Fas’ın körfez krizine ilişkin tutumunu AA muhabirine değerlendiren Rabat 5. Muhammed Üniversitesi Siyaset Bilimi Öğretim Görevlisi Halid Yaymut, 'Körfezde yaşanan mevcut kriz derin ve çok stratejik, bu yüzden Fas denge politikası izliyor.' dedi.

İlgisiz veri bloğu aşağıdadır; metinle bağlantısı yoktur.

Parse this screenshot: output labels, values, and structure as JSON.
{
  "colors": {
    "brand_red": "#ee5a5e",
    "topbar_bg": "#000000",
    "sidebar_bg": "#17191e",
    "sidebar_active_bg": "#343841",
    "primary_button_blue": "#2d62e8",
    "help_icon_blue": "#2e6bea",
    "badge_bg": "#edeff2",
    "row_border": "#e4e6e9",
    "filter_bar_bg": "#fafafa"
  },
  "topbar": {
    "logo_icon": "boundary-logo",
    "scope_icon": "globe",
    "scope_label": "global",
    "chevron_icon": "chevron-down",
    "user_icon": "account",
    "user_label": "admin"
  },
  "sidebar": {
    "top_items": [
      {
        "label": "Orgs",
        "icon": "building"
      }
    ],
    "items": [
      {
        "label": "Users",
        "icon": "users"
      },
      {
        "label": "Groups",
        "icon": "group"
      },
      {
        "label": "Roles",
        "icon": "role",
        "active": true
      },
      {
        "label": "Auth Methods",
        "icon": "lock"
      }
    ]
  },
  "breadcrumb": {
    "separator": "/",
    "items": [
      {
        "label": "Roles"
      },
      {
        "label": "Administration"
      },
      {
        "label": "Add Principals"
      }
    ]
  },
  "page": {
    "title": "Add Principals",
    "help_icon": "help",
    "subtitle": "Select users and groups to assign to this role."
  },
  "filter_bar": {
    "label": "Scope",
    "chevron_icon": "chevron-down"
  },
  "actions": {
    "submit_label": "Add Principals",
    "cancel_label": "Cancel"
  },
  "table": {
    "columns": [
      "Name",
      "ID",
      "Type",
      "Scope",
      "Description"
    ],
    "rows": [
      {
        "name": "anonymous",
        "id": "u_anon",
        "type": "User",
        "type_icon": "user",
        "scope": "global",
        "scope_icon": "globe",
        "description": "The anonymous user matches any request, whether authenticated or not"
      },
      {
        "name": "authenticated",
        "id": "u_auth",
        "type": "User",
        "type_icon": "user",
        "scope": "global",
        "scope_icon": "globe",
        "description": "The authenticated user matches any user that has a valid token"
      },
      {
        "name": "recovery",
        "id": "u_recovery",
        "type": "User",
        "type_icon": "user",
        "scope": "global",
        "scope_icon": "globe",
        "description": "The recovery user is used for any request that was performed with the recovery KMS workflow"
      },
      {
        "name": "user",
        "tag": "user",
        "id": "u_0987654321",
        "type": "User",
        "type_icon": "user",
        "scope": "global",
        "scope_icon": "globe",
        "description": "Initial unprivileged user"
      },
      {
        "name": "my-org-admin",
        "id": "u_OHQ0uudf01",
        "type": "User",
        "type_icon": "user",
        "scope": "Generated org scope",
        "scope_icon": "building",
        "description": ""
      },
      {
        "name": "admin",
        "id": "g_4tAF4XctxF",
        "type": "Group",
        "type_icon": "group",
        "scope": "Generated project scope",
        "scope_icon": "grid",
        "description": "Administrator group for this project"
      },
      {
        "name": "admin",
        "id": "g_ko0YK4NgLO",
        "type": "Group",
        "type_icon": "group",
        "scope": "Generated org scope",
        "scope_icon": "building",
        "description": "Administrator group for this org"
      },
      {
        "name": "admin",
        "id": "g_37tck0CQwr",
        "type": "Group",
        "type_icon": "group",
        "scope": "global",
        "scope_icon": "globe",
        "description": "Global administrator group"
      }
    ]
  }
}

Fas, Körfez ülkeleri arasında yaşanan çekişmede, çatışmaların arkasından sürüklenmek istemediğini belirten Haymut, 'Fas Körfez ülkeleriyle ilişkisinin stratejik öneminin farkında olarak hareket ediyor. Diğer yandan Körfez İşbirliği Konseyi, Arap Birliği, Cezayir ile ilişkiler, Afrika Birliği ve Afrika Ülkeleri ile olan siyasi durumuna bağlı olarak hareket etmek durumunda olduğunu kaydetti.

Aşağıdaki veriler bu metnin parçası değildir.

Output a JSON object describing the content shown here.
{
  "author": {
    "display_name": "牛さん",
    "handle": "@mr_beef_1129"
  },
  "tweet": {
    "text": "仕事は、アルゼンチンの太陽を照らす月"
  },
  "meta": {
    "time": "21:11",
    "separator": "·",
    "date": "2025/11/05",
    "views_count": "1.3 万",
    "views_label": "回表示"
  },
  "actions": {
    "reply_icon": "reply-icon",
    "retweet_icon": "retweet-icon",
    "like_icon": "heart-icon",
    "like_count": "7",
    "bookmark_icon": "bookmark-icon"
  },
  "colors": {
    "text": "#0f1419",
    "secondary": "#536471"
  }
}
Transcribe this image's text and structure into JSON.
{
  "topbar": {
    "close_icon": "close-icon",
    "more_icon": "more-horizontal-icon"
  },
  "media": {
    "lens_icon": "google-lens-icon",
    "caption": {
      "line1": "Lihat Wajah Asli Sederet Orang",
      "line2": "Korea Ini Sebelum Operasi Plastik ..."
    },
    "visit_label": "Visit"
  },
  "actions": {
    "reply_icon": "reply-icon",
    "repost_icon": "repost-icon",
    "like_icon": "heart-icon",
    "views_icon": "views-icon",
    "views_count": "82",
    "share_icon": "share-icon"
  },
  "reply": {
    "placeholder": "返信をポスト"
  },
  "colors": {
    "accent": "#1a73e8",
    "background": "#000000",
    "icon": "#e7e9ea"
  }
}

Körfez ülkeleri ile Fas'ın Afrika Kıtası'nda ismi konulmamış üst düzey ilişkisi olduğunu belirten Yaymut, Körfez ülkeleri ile Fas’ın özellikle tarım alanında Afrika’da bir çok projeyi ortak komisyonlarla yürüttüklerini belirtti.
Haymut, Körfez ülkeleri ile ikili ilişkileri güçlü olan Fas, Kuveyt’in girişimleriyle başlatılan arabuluculuk çalışmalarına destek olmak, tarafların onayıyla krizin çözümü için diplomatik rol almak istediğini söyledi.

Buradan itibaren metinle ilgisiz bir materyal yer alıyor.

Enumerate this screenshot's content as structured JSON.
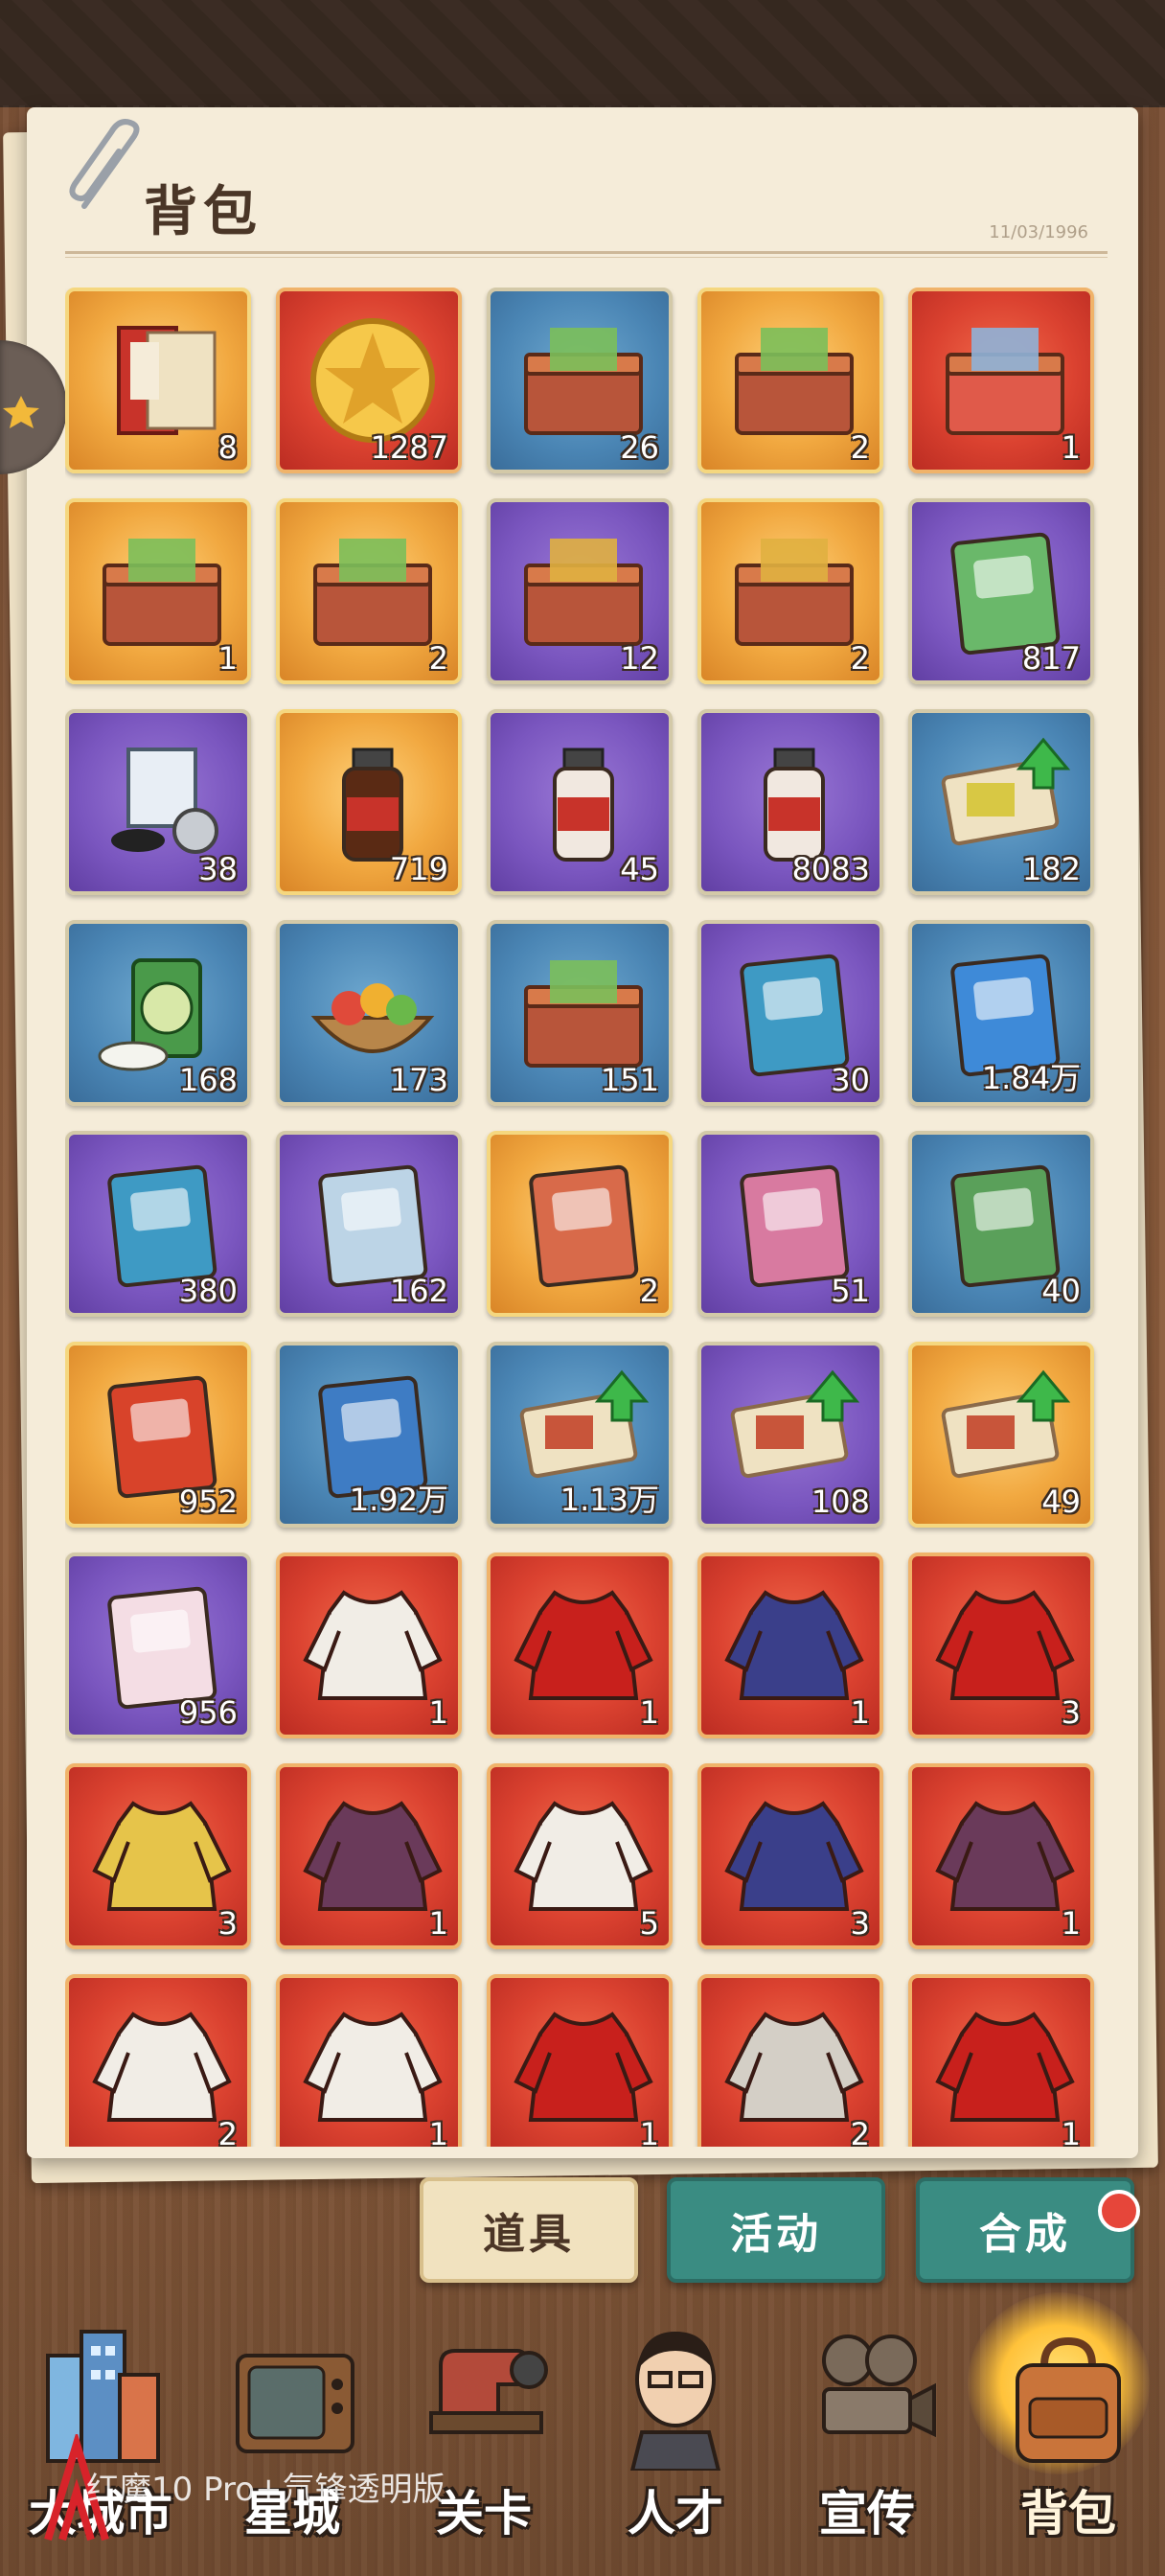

- 'Fas dış politikasını değiştirdi'
Londra merkezli Kraliyet Uluslararası İlişkiler Enstitüsü’nde araştırmacı olarak görev yapan Muhammed Mesabih ise krize ilişkin yaptığı açıklamada, Fas son yıllarda dış politikasında değişikliğe giderek, Ortadoğu’daki çatışmalardan uzak durmayı tercih ettiğini ve dış politikasını buna göre dizayn ettiğini belirtti.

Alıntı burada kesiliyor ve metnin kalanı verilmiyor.